È un appassionato (e appassionante!) Martin Scorsese a ricordarci, in chiusura del suo entusiasmante “viaggio nel cinema americano”, un commento fatto da John Ford a un collaboratore che si lamentava delle infelici condizioni meteorologiche nel deserto mentre stavano cercando di girare un film. Questa persona si chiedeva cosa si potesse riprendere lì fuori e Ford gli ha risposto: «La cosa più interessante ed eccitante di tutto il mondo: un volto umano». Volti umani di cui in principio si potrebbe dire, come mamma Joad, «We was the family» e poi, a un certo punto dell’epopea, «We’re the people».
In tempi di arduo attraversamento delle nostre giornate, (ri)vediamo Furore (o un altro Ford “maggiore”): cosa ci colpirebbe di questi ritratti?
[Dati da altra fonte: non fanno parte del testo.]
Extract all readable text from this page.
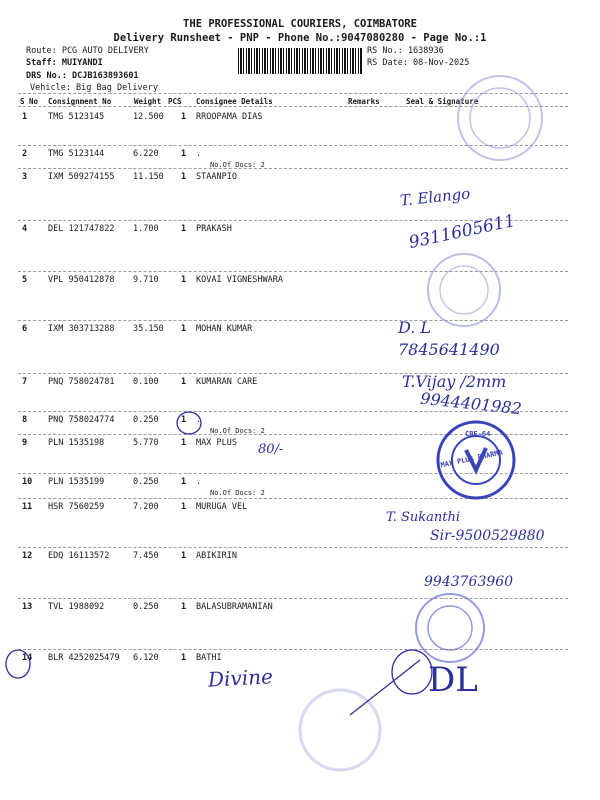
THE PROFESSIONAL COURIERS, COIMBATORE
Delivery Runsheet - PNP - Phone No.:9047080280 - Page No.:1
Route: PCG AUTO DELIVERY
Staff: MUIYANDI
DRS No.: DCJB163893601
Vehicle: Big Bag Delivery
RS No.: 1638936
RS Date: 08-Nov-2025
S No Consignment No	Weight PCS Consignee Details	Remarks	Seal & Signature
1 TMG 5123145	12.500 1 RROOPAMA DIAS
2 TMG 5123144	6.220	1 .
No.Of Docs: 2
3 IXM 509274155 11.150 1 STAANPIO
4 DEL 121747822 1.700	1 PRAKASH
5 VPL 950412878 9.710	1 KOVAI VIGNESHWARA
6 IXM 303713288 35.150 1 MOHAN KUMAR
7 PNQ 758024781 0.100	1 KUMARAN CARE
8 PNQ 758024774 0.250	1 .
No.Of Docs: 2
9 PLN 1535198	5.770	1 MAX PLUS
10 PLN 1535199	0.250	1 .
No.Of Docs: 2
11 HSR 7560259	7.200	1 MURUGA VEL
12 EDQ 16113572	7.450	1 ABIKIRIN
13 TVL 1988092	0.250	1 BALASUBRAMANIAN
14 BLR 4252025479 6.120	1 BATHI
MAX PLUS PHARMA
CBE-64
T. Elango
9311605611
D. L
7845641490
T.Vijay /2mm
9944401982
80/-
T. Sukanthi
Sir-9500529880
9943763960
Divine	DL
Molto probabilmente ciò che il regista Lindsay Anderson così esprime in un suo libro sul celebre collega: «Le storie migliori di Ford hanno sempre un significato più profondo di quanto non sembri: esse trascendono il puro racconto. Possiedono un’anima e per questo le definiamo “poetiche”. Sembra che in lui sia innato il dono di raccontare chiaramente, pianamente, rivolgendosi al pubblico più semplice e sprovveduto. Contemporaneamente, può trasformare i suoi racconti in poemi rivolti a chi ha occhi per vedere e orecchie per sentire. È lo stile a produrre la magia: con la sua semplicità immediata e senza fronzoli esprime i reali contenuti della vicenda, che non sono le sue mere circostanze. È uno stile fatto di potenza, non di spiegazioni. La forza della personalità che l’ha prodotto non si mette mai in mostra. Lo scopo di Ford – anche se non avrebbe mai usato questo termine – è sempre stata l’empatia. Tra spettatori ed esperienza della visione non dovrebbe mai intervenire nulla: e l’esperienza non è “il film” ma una storia, una situazione, un personaggio, l’espressione di un sentimento. […] Lontane o vicine, sono le persone a ispirare i film. E nei film di Ford ben poche inquadrature non vengono determinate dalla presenza di una figura umana».
Allora, perché non metterci in viaggio con i Joad e John Ford? Buona “traversata” e buona visione!